Pope Francis injected himself into the
U.S. presidential race Thursday suggesting
Republican frontrunner
Donald Trump is not
Christian because of his proposal to build a wall along the southern
U.S. border with
Mexico.
The wall will be intended to keep out illegal migrants headed for the United States.
Trump, a Presbyterian, said at a campaign rally that the pope's comments were, in his words, "not a nice thing to say and disgraceful.”
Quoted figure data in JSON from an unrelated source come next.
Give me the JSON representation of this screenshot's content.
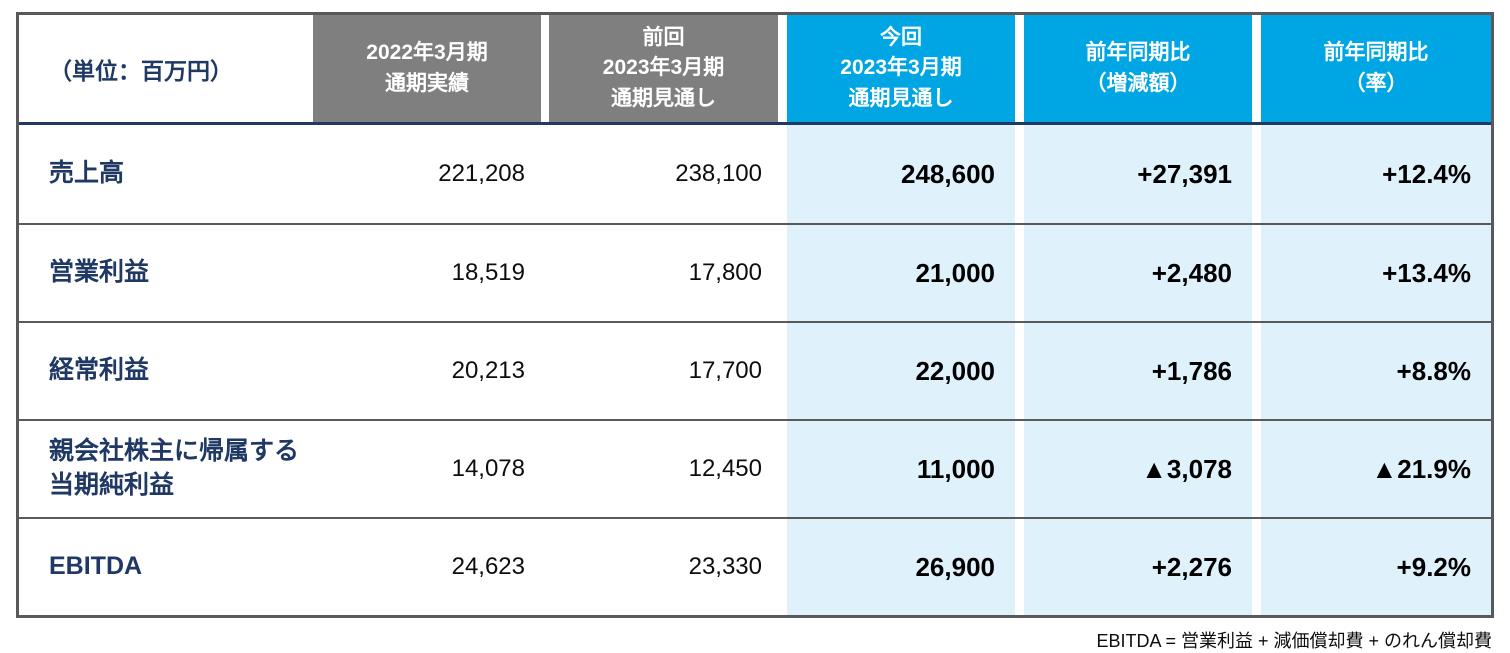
{
  "colors": {
    "header_gray": "#7f7f7f",
    "header_cyan": "#00a5e3",
    "body_light_blue": "#dff1fb",
    "navy_text": "#1f3864",
    "border_gray": "#595959"
  },
  "table": {
    "unit_label": "（単位：百万円）",
    "column_headers": [
      {
        "label": "2022年3月期\n通期実績",
        "style": "gray"
      },
      {
        "label": "前回\n2023年3月期\n通期見通し",
        "style": "gray"
      },
      {
        "label": "今回\n2023年3月期\n通期見通し",
        "style": "cyan"
      },
      {
        "label": "前年同期比\n（増減額）",
        "style": "cyan"
      },
      {
        "label": "前年同期比\n（率）",
        "style": "cyan"
      }
    ],
    "rows": [
      {
        "label": "売上高",
        "values": [
          "221,208",
          "238,100",
          "248,600",
          "+27,391",
          "+12.4%"
        ]
      },
      {
        "label": "営業利益",
        "values": [
          "18,519",
          "17,800",
          "21,000",
          "+2,480",
          "+13.4%"
        ]
      },
      {
        "label": "経常利益",
        "values": [
          "20,213",
          "17,700",
          "22,000",
          "+1,786",
          "+8.8%"
        ]
      },
      {
        "label": "親会社株主に帰属する\n当期純利益",
        "values": [
          "14,078",
          "12,450",
          "11,000",
          "▲3,078",
          "▲21.9%"
        ]
      },
      {
        "label": "EBITDA",
        "values": [
          "24,623",
          "23,330",
          "26,900",
          "+2,276",
          "+9.2%"
        ]
      }
    ]
  },
  "footnote": "EBITDA = 営業利益 + 減価償却費 + のれん償却費"
}
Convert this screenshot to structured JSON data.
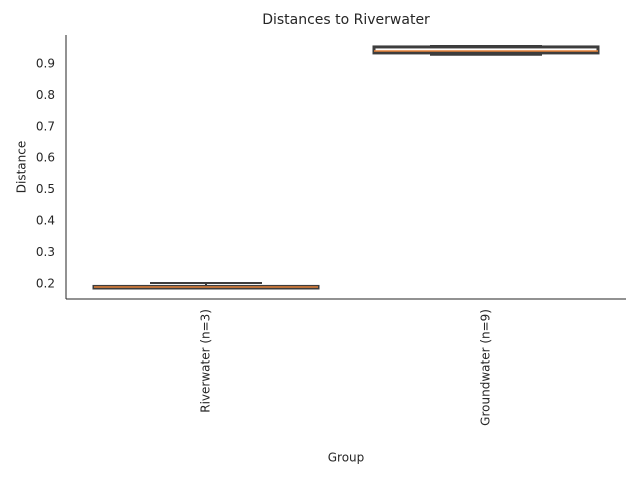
{
  "chart_data": {
    "type": "box",
    "title": "Distances to Riverwater",
    "x_label": "Group",
    "y_label": "Distance",
    "categories": [
      "Riverwater (n=3)",
      "Groundwater (n=9)"
    ],
    "boxes": [
      {
        "whislo": 0.187,
        "q1": 0.187,
        "median": 0.19,
        "q3": 0.192,
        "whishi": 0.203
      },
      {
        "whislo": 0.929,
        "q1": 0.935,
        "median": 0.941,
        "q3": 0.954,
        "whishi": 0.957
      }
    ],
    "box_color": "#3d3d3d",
    "median_color": "#e8833a",
    "ylim": [
      0.152,
      0.992
    ],
    "yticks": [
      0.2,
      0.3,
      0.4,
      0.5,
      0.6,
      0.7,
      0.8,
      0.9
    ],
    "grid": false
  }
}
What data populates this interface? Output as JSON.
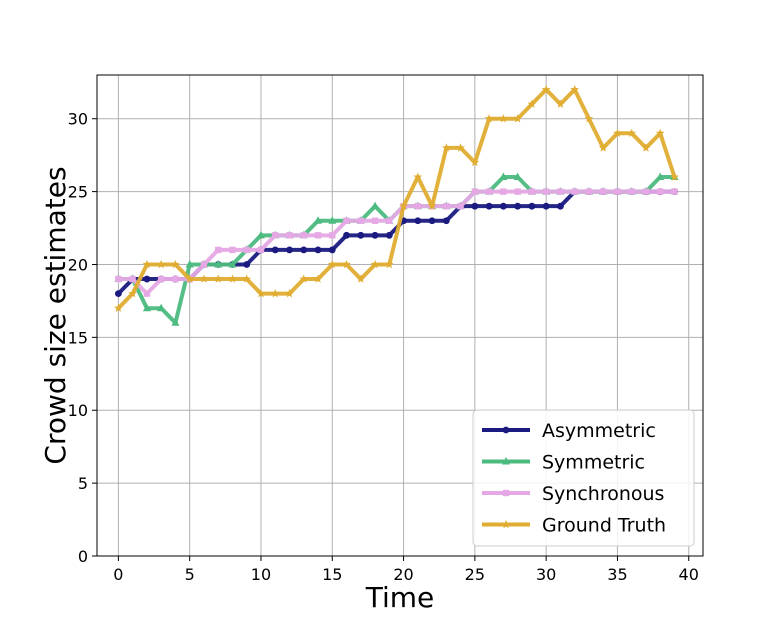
{
  "chart_data": {
    "type": "line",
    "xlabel": "Time",
    "ylabel": "Crowd size estimates",
    "xlim": [
      -1.5,
      41
    ],
    "ylim": [
      0,
      33
    ],
    "xticks": [
      0,
      5,
      10,
      15,
      20,
      25,
      30,
      35,
      40
    ],
    "yticks": [
      0,
      5,
      10,
      15,
      20,
      25,
      30
    ],
    "xtick_labels": [
      "0",
      "5",
      "10",
      "15",
      "20",
      "25",
      "30",
      "35",
      "40"
    ],
    "ytick_labels": [
      "0",
      "5",
      "10",
      "15",
      "20",
      "25",
      "30"
    ],
    "grid": true,
    "legend_position": "lower-right",
    "x": [
      0,
      1,
      2,
      3,
      4,
      5,
      6,
      7,
      8,
      9,
      10,
      11,
      12,
      13,
      14,
      15,
      16,
      17,
      18,
      19,
      20,
      21,
      22,
      23,
      24,
      25,
      26,
      27,
      28,
      29,
      30,
      31,
      32,
      33,
      34,
      35,
      36,
      37,
      38,
      39
    ],
    "series": [
      {
        "name": "Asymmetric",
        "color": "#1a1a80",
        "marker": "circle",
        "values": [
          18,
          19,
          19,
          19,
          19,
          19,
          20,
          20,
          20,
          20,
          21,
          21,
          21,
          21,
          21,
          21,
          22,
          22,
          22,
          22,
          23,
          23,
          23,
          23,
          24,
          24,
          24,
          24,
          24,
          24,
          24,
          24,
          25,
          25,
          25,
          25,
          25,
          25,
          25,
          25
        ]
      },
      {
        "name": "Symmetric",
        "color": "#4cbb7f",
        "marker": "triangle",
        "values": [
          19,
          19,
          17,
          17,
          16,
          20,
          20,
          20,
          20,
          21,
          22,
          22,
          22,
          22,
          23,
          23,
          23,
          23,
          24,
          23,
          24,
          24,
          24,
          24,
          24,
          25,
          25,
          26,
          26,
          25,
          25,
          25,
          25,
          25,
          25,
          25,
          25,
          25,
          26,
          26
        ]
      },
      {
        "name": "Synchronous",
        "color": "#e5a8e5",
        "marker": "square",
        "values": [
          19,
          19,
          18,
          19,
          19,
          19,
          20,
          21,
          21,
          21,
          21,
          22,
          22,
          22,
          22,
          22,
          23,
          23,
          23,
          23,
          24,
          24,
          24,
          24,
          24,
          25,
          25,
          25,
          25,
          25,
          25,
          25,
          25,
          25,
          25,
          25,
          25,
          25,
          25,
          25
        ]
      },
      {
        "name": "Ground Truth",
        "color": "#e0ad32",
        "marker": "star",
        "values": [
          17,
          18,
          20,
          20,
          20,
          19,
          19,
          19,
          19,
          19,
          18,
          18,
          18,
          19,
          19,
          20,
          20,
          19,
          20,
          20,
          24,
          26,
          24,
          28,
          28,
          27,
          30,
          30,
          30,
          31,
          32,
          31,
          32,
          30,
          28,
          29,
          29,
          28,
          29,
          26
        ]
      }
    ]
  }
}
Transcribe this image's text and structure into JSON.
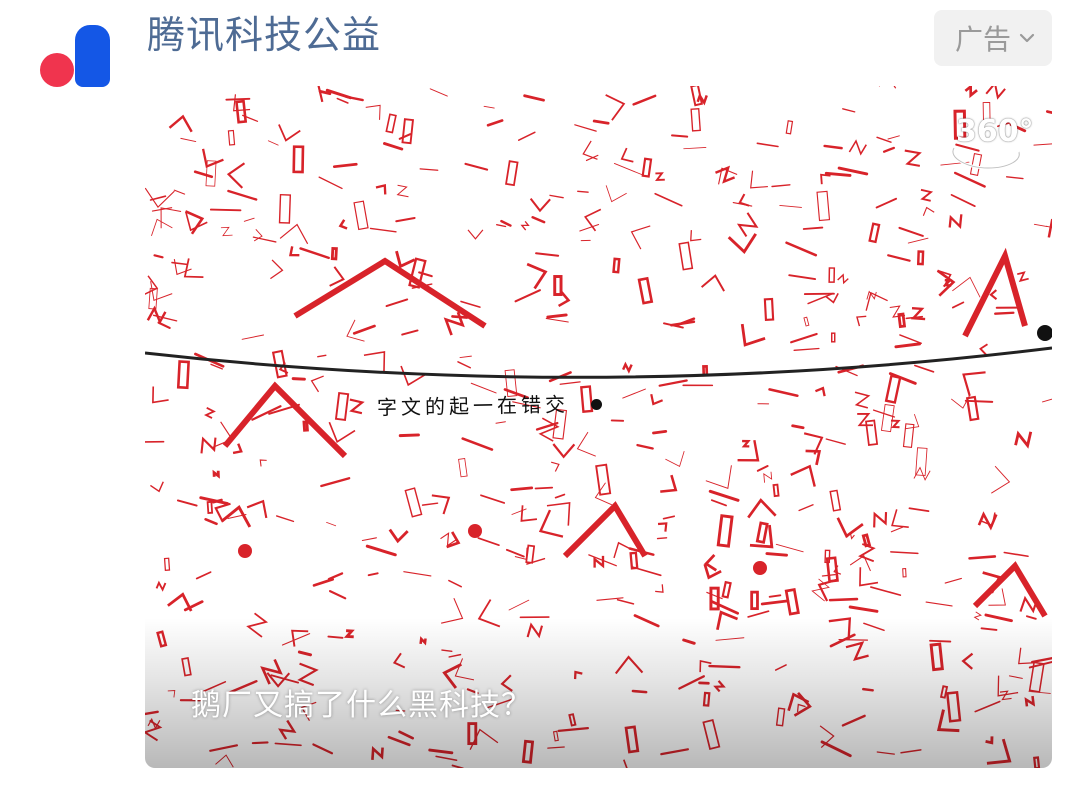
{
  "post": {
    "account_name": "腾讯科技公益",
    "ad_label": "广告"
  },
  "media": {
    "badge": "360°",
    "tagline": "字文的起一在错交",
    "caption": "鹅厂又搞了什么黑科技？"
  },
  "colors": {
    "name_blue": "#4e6b94",
    "art_red": "#d8232a",
    "avatar_red": "#f0344e",
    "avatar_blue": "#1457e6"
  },
  "icons": {
    "avatar": "tencent-charity-logo",
    "ad_menu": "chevron-down-icon",
    "vr": "360-view-icon"
  }
}
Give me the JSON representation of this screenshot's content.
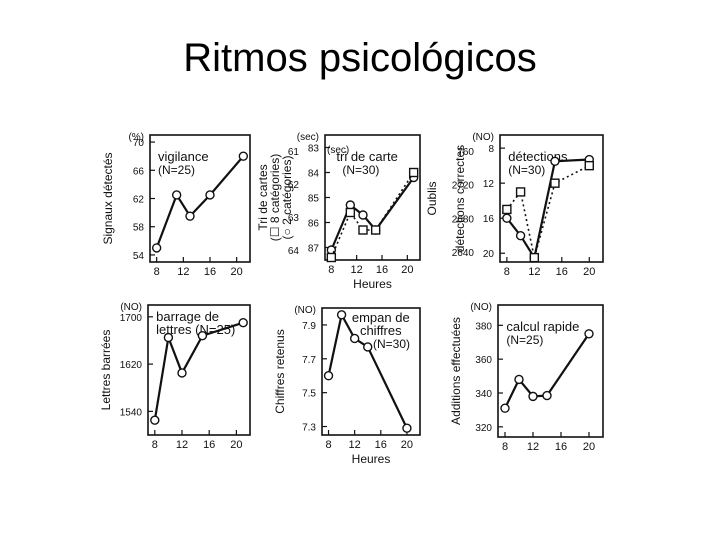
{
  "slide": {
    "title": "Ritmos psicológicos"
  },
  "colors": {
    "ink": "#111111",
    "background": "#ffffff"
  },
  "chart_data": [
    {
      "type": "line",
      "title": "vigilance",
      "subtitle": "(N=25)",
      "ylabel": "Signaux détectés",
      "yunit": "(%)",
      "yticks": [
        54,
        58,
        62,
        66,
        70
      ],
      "ylim": [
        53,
        71
      ],
      "xticks": [
        8,
        12,
        16,
        20
      ],
      "xlim": [
        7,
        22
      ],
      "xlabel": "",
      "series": [
        {
          "marker": "circle",
          "line": "solid",
          "x": [
            8,
            11,
            13,
            16,
            21
          ],
          "y": [
            55,
            62.5,
            59.5,
            62.5,
            68
          ]
        }
      ]
    },
    {
      "type": "line",
      "title": "tri de carte",
      "subtitle": "(N=30)",
      "ylabel": "Tri de cartes",
      "ylabel2": "(☐ 8 catégories)",
      "ylabel3": "(○ 2 catégories)",
      "yunit": "(sec)",
      "yunit2": "(sec)",
      "yticks": [
        83,
        84,
        85,
        86,
        87
      ],
      "yticks2": [
        61,
        62,
        63,
        64
      ],
      "ylim": [
        87.5,
        82.5
      ],
      "inverted": true,
      "xticks": [
        8,
        12,
        16,
        20
      ],
      "xlim": [
        7,
        22
      ],
      "xlabel": "Heures",
      "series": [
        {
          "name": "2 catégories",
          "marker": "circle",
          "line": "solid",
          "x": [
            8,
            11,
            13,
            15,
            21
          ],
          "y": [
            87.1,
            85.3,
            85.7,
            86.3,
            84.2
          ]
        },
        {
          "name": "8 catégories",
          "marker": "square",
          "line": "dotted",
          "x": [
            8,
            11,
            13,
            15,
            21
          ],
          "y": [
            87.4,
            85.6,
            86.3,
            86.3,
            84.0
          ]
        }
      ]
    },
    {
      "type": "line",
      "title": "détections",
      "subtitle": "(N=30)",
      "ylabel": "Oublis",
      "ylabel2": "détections correctes",
      "yunit": "(NO)",
      "yticks": [
        8,
        12,
        16,
        20
      ],
      "yticks2": [
        760,
        2720,
        2680,
        2640
      ],
      "ylim": [
        21,
        6.5
      ],
      "inverted": true,
      "xticks": [
        8,
        12,
        16,
        20
      ],
      "xlim": [
        7,
        22
      ],
      "xlabel": "",
      "series": [
        {
          "name": "oublis",
          "marker": "circle",
          "line": "solid",
          "x": [
            8,
            10,
            12,
            15,
            20
          ],
          "y": [
            16,
            18,
            20.5,
            9.5,
            9.3
          ]
        },
        {
          "name": "détections correctes",
          "marker": "square",
          "line": "dotted",
          "x": [
            8,
            10,
            12,
            15,
            20
          ],
          "y": [
            15,
            13,
            20.5,
            12,
            10
          ]
        }
      ]
    },
    {
      "type": "line",
      "title": "barrage de",
      "title2": "lettres (N=25)",
      "ylabel": "Lettres barrées",
      "yunit": "(NO)",
      "yticks": [
        1540,
        1620,
        1700
      ],
      "ylim": [
        1500,
        1720
      ],
      "xticks": [
        8,
        12,
        16,
        20
      ],
      "xlim": [
        7,
        22
      ],
      "xlabel": "",
      "series": [
        {
          "marker": "circle",
          "line": "solid",
          "x": [
            8,
            10,
            12,
            15,
            21
          ],
          "y": [
            1525,
            1665,
            1605,
            1668,
            1690
          ]
        }
      ]
    },
    {
      "type": "line",
      "title": "empan de",
      "title2": "chiffres",
      "subtitle": "(N=30)",
      "ylabel": "Chiffres retenus",
      "yunit": "(NO)",
      "yticks": [
        7.3,
        7.5,
        7.7,
        7.9
      ],
      "ylim": [
        7.25,
        8.0
      ],
      "xticks": [
        8,
        12,
        16,
        20
      ],
      "xlim": [
        7,
        22
      ],
      "xlabel": "Heures",
      "series": [
        {
          "marker": "circle",
          "line": "solid",
          "x": [
            8,
            10,
            12,
            14,
            20
          ],
          "y": [
            7.6,
            7.96,
            7.82,
            7.77,
            7.29
          ]
        }
      ]
    },
    {
      "type": "line",
      "title": "calcul rapide",
      "subtitle": "(N=25)",
      "ylabel": "Additions effectuées",
      "yunit": "(NO)",
      "yticks": [
        320,
        340,
        360,
        380
      ],
      "ylim": [
        314,
        392
      ],
      "xticks": [
        8,
        12,
        16,
        20
      ],
      "xlim": [
        7,
        22
      ],
      "xlabel": "",
      "series": [
        {
          "marker": "circle",
          "line": "solid",
          "x": [
            8,
            10,
            12,
            14,
            20
          ],
          "y": [
            331,
            348,
            338,
            338.5,
            375
          ]
        }
      ]
    }
  ]
}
The remark by Pope Francis comes just two days ahead of a crucial party nominating contest in the state of
South Carolina, where political surveys show Trump with a commanding lead over five Republican challengers.
Authorities in
Ghana say at least 53 people died in a collision between a bus and a truck on a highway north of the capital,
Accra.
It is believed to be one of Ghana's worst road accidents in years.
The White House says President Barack Obama has started a process of finding a nominee to replace the late
Supreme Court Justice Antonin Scalia. Spokesman
Josh Earnest said Thursday that Mr. Obama intends to nominate someone quickly.
But
Senate Majority Leader Mitch McConnell says there will be no confirmation hearings for any
Obama nominee. Many
Republicans think the next president should make the nomination.
The White House insists the
Senate is obligated to consider a new justice.
On
Wall Street, U.S. stock indexes were up at the close of, down, rather, at the close of trade today.
In Europe, stocks were mixed.
I'm David DeForest in Washington.
That's the latest world news from VOA.